Le Pacte ou la casse du statut d’enseignant

jeudi 31 août 2023


Nous avons déjà dit, dans le numéro précédent de Contrepoint, la nécessité absolue de refuser collectivement le PACTE. Nous ne détaillerons donc pas ici, et c’est volontaire, les différentes missions concernées et leur rémunération. Au contraire, nous développerons des raisons de s’élever contre cette mesure qui, nous le répétons, ne constitue absolument pas une revalorisation de notre rémunération.

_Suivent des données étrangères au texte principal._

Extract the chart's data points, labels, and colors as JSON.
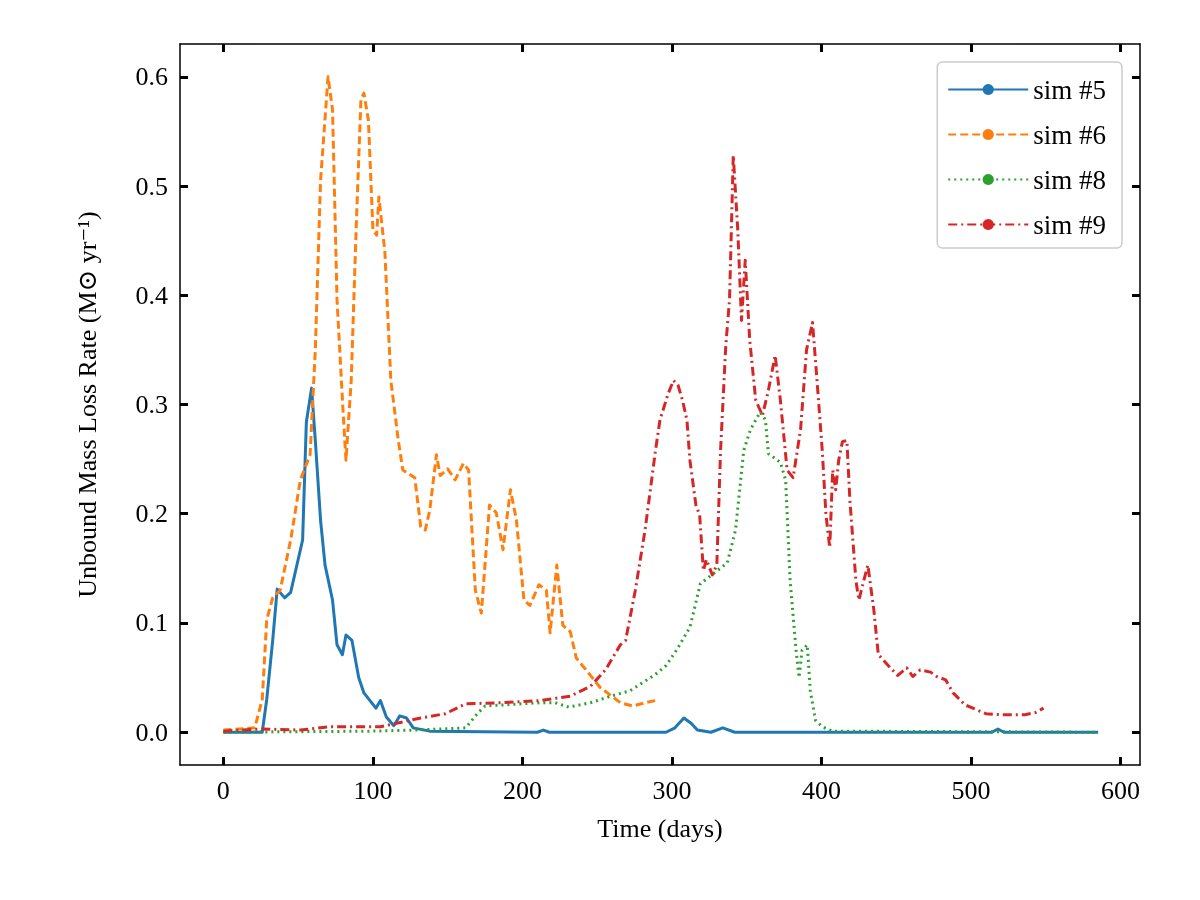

Le Pacte dessine de nouvelles perspectives quant à notre statut, le met en danger, l’attaque insidieusement et amène à une individualisation du métier : exit le collectif ! On préfère multiplier les missions des enseignants et disperser les forces. Le pacte, sous couvert d’un contrat, renforce le rôle du chef d’établissement qui s’apparente un peu plus à celui d’un manager.
En effet, les volontaires devront signer, début septembre, une lettre de mission avec leur chef d’établissement. C’est donner à celui-ci un pouvoir qu’il n’avait pas jusqu’ici. Et un moyen de pression supplémentaire sur les plus précaires !
Cette contractualisation du métier s’accompagne d’un salaire à la tâche, bien loin de notre statut d’enseignant qui répond normalement à des obligations de service en préservant la liberté pédagogique et d’organisation des maîtres. Il est fort à craindre que les signataires du Pacte se retrouvent rapidement corvéables à merci, avec des créneaux d’astreinte hebdomadaires, sous peine de ne pouvoir, autrement, effectuer les heures de remplacement de courte durée sur lesquelles ils se sont engagés.
Avec le Pacte, c’est tout notre rapport au travail qui se trouve modifié : finie la confiance, bienvenue le contrôle ! En effet, le maître signataire du Pacte devra périodiquement rendre des comptes au chef d’établissement et ce dernier pourra suspendre la rémunération associée s’il estime que l’engagement du maître ne pourra pas être tenu dans l’année scolaire.
Le Pacte, vision capitaliste de l’enseignement, contre les conquêtes syndicales :
Présenter les formes anciennes de travail comme des éléments de modernité est devenu un classique du marketing patronal et étatique : les fonctionnaires, les statuts, le droit du travail, tout ça est bien archaïque ! La modernité, c’est le travail indépendant, l’individualisation, la mission !
Rappelons que le paiement à la tâche ou à la mission est l’une des premières formes de travail en régime capitaliste. Plus une personne pouvait ramasser de fruits, par exemple, et plus elle était payée.
Ces formes de travail n’ont pas disparu, comme l’illustrent les primes des commerciaux et les livraisons des chauffeurs ubérisés. Mais elles ont été mises en minorité dans la rémunération du salariat dont l’immense majorité relève d’une convention collective ou d’un statut.
Ces conquêtes du mouvement syndical sont aujourd’hui attaquées ; le Pacte est un des éléments de cette attaque, et pas un des moindres.
En donnant des missions qui nécessiteront un contrôle de la part du chef d’établissement, le Pacte vient demander aux enseignants de goûter au salaire à la mission. Nous nous retrouvons à la place des personnes qui, ayant des revenus insuffisants, ont accepté de devenir chauffeurs UBER. En négociant au rabais les salaires des enseignants, on les pousse à subir leur métier, à choisir le pire : le Pacte fonctionne sur le principe de la servitude volontaire.
À quel prix se vend la liberté des enseignants ? L’enjeu est la liberté contre le contrôle. Le moyen est l’argent. Le prétexte est la revendication de hausse des salaires.